Printemps précoce est une œuvre complexe qui ne donne aucune chance au spectateur habitué à une atmosphère plus détendue. Ozu est vraisemblablement atterré par les méfaits de l’errance amoureuse, par les travers des sentiments, par le côté déglingué de l’amour et ne peut donc faire face au monde de l’adultère. Saisons du plaisir qui égratignent le quotidien des jeunes couples. Soit ils y perdent en amour, soit ils réussissent à garder le cap et à s’envoler vers des contrées paradisiaques. Printemps précoce chez Shoji et Masako car emblématique d’une situation que personne n’espère rencontrer dans sa vie de couple : la lassitude des jours passés.
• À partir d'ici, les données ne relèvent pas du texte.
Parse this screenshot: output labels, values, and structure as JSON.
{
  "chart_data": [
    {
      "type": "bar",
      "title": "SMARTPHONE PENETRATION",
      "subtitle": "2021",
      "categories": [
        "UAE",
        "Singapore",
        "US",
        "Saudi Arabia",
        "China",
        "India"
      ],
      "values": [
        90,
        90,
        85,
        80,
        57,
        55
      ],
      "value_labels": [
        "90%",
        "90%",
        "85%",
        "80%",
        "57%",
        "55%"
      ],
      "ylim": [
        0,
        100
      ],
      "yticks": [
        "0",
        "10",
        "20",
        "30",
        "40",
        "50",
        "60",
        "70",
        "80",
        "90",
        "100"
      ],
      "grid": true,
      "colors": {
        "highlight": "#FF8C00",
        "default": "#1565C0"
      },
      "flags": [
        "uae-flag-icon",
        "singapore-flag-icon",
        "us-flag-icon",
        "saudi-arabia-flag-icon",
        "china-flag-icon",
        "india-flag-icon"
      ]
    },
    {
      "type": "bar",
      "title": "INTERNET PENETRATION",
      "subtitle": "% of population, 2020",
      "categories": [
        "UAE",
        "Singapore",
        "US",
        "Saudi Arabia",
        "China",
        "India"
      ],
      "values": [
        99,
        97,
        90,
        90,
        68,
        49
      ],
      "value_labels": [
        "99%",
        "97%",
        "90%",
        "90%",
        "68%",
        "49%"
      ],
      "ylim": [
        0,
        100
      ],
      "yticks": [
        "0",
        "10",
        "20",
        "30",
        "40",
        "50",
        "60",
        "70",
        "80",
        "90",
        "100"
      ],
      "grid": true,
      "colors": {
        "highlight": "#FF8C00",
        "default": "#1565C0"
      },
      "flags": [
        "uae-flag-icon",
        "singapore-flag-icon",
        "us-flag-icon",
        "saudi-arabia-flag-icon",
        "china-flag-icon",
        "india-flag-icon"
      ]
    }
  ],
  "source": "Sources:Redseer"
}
Nostalgie d’une période, d’une idéologie qui consistait à renier les vérités absolues du comportement humain. Le cinéma en était friand et se gardait bien de les représenter comme tel. Plus de burlesque et moins de lenteur psychologique. Ozu traverse cette antichambre et place sa caméra dans une géographie des corps décomposés, retirant tout artefact qui pourrait nuire à son processus de création. Le résultat est époustouflant d’un point de vue psychologique mais discutable sur la finalité des choses. Printemps précoce est en quelque sorte le penchant bergmanien d’un cinéaste japonais qui fut bercé par la musicalité américaine d’un John Ford ou d’un Griffith. Lys brisé ou Cheval de fer, tout y est dans ce nouvel opus du cinéaste le plus « cool » de sa génération. Entre destruction passionnelle et tâche ardue, Ozu malmène ses protagonistes en leur insufflant quelques grammes de brusquerie au grand désespoir du spectateur lambda.

Plans fixes, caméra posée à même le sol, visages peints avec sobriété et lumières tamisées épurent une œuvre qui se démarque étrangement d’une filmographie placée sous le signe de l’apaisement. Dans Printemps précoce, Ozu se démène avec une conclusion qu’il sait conservatrice mais qui sera toujours dans la ligne directrice de ses valeurs familiales. Point de libertinage, plus de confiance. Laissons le temps au temps, semble dire le cinéaste, et essayons de garder coûte que coûte la foi en notre couple. Assurément, mais les périodes de guerre ont bouleversé un Japon qui refuse désormais de compter sur la féodalité et l’asservissement des lois traditionalistes.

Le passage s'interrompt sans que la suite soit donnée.